Es posiblemente la exposición más redonda que ha organizado TBA21 en el Museo Thyssen hasta la fecha. La firma el islandés Ragnar Kjartansson (Reikiavik, 1976), un nombre desconocido para muchos, aunque coleccione individuales en los más importantes museos del circuito internacional (la Barbican de Londres, el Palais de Tokyo de París, el New Museum de Nueva York y un largo etcétera en el que se cuela la representación de su país en la Bienal de Venecia de 2009).
El recorrido se extiende más allá de la habitual planta baja, aunque es ahí donde se concentran los momentos más intensos de la muestra. En ella se despliega The Visitors (2012), una videoinstalación en 9 canales que ya mostró el Guggenheim de Bilbao y que nos sumerge en un híbrido entre ensayo, convivencia y concierto. El tiempo parece congelado en el siglo XIX, en esas habitaciones de una mansión bohemia y decadente al norte de Nueva York.

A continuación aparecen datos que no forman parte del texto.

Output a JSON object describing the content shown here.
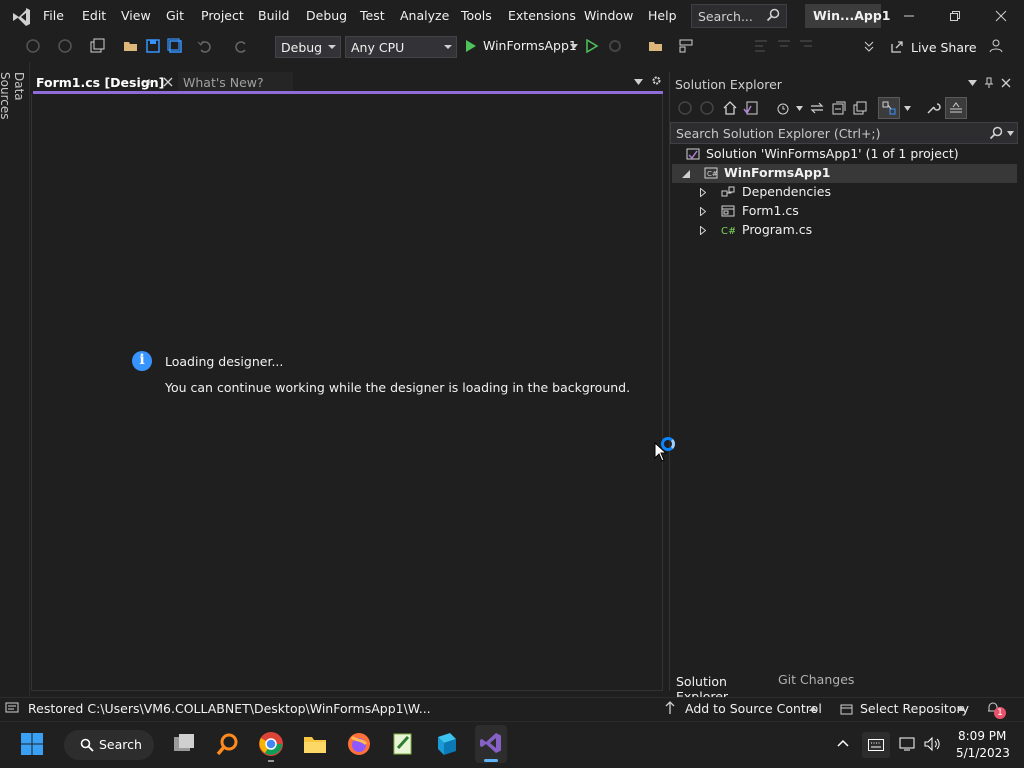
{
  "menu": {
    "items": [
      "File",
      "Edit",
      "View",
      "Git",
      "Project",
      "Build",
      "Debug",
      "Test",
      "Analyze",
      "Tools",
      "Extensions",
      "Window",
      "Help"
    ],
    "search_placeholder": "Search...",
    "solution_short": "Win...App1"
  },
  "toolbar": {
    "config": "Debug",
    "platform": "Any CPU",
    "start_target": "WinFormsApp1",
    "live_share": "Live Share"
  },
  "left_rail": {
    "data_sources": "Data Sources"
  },
  "document_tabs": {
    "active": "Form1.cs [Design]",
    "inactive": "What's New?"
  },
  "editor": {
    "loading_title": "Loading designer...",
    "loading_message": "You can continue working while the designer is loading in the background."
  },
  "solution_explorer": {
    "title": "Solution Explorer",
    "search_placeholder": "Search Solution Explorer (Ctrl+;)",
    "solution": "Solution 'WinFormsApp1' (1 of 1 project)",
    "project": "WinFormsApp1",
    "items": [
      "Dependencies",
      "Form1.cs",
      "Program.cs"
    ],
    "bottom_tabs": [
      "Solution Explorer",
      "Git Changes"
    ]
  },
  "status": {
    "message": "Restored C:\\Users\\VM6.COLLABNET\\Desktop\\WinFormsApp1\\W...",
    "add_to_source": "Add to Source Control",
    "select_repo": "Select Repository",
    "notification_count": "1"
  },
  "taskbar": {
    "search_label": "Search",
    "time": "8:09 PM",
    "date": "5/1/2023"
  },
  "colors": {
    "accent": "#8f6cd8",
    "info_blue": "#3794ff",
    "background": "#1f1f1f"
  }
}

Ahí, entre la relajación y la más estricta sincronización, un grupo de músicos interpretan una melancólica melodía mientras uno de ellos se fuma un puro al piano, otro toca el bajo con su pareja todavía en la cama, y el propio artista hace sus pinitos a la guitarra desde la bañera. Nosotros, espectadores, deambulamos entre las pantallas a la espera de que se iluminen, atrapados por este ejemplo brillante de cómo convertir una experiencia performativa en una obra de arte redonda.
Deambulamos entre las pantallas atrapados por este ejemplo brillante de cómo convertir una performance en una obra de arte redonda
La muestra toma el título de la canción de la también islandesa Björk, aunque quizá los paisajes de Kjartansson tengan más que ver con las personas. En todo caso, el hilo conductor son todos estos espacios norteamericanos, por los que el artista siente verdadera debilidad, y la música, hecha siempre en grupo. En The Man (2010), la otra obra más impactante del conjunto, nos transporta al Mississippi y a ese ambiente sureño de la Guerra de Secesión.
El protagonista es Pinetop Perkins, un experimentado músico de blues, negro y de avanzada edad, que toca con habilidad un piano "desafinado" —se queja—, en medio de una pradera con un granero de fondo. No sale en él el artista islandés, que sin embargo coge protagonismo en God (2007), en primer plano y a lo Frank Sinatra, con esmoquin y repeinado, delante de una gran cortina rosa, entonando, de nuevo en loop, la frase "Sorrow conquers happiness" (La pena vence a la felicidad).
Cierra el recorrido con ella, o con la serie de acuarelas de paisajes canadienses y la videoinstalación The End (2009), según prefieran, que nos regala otra de las imágenes más icónicas de la muestra: un elegante piano de cola sobre la inmensidad de un paisaje nevado.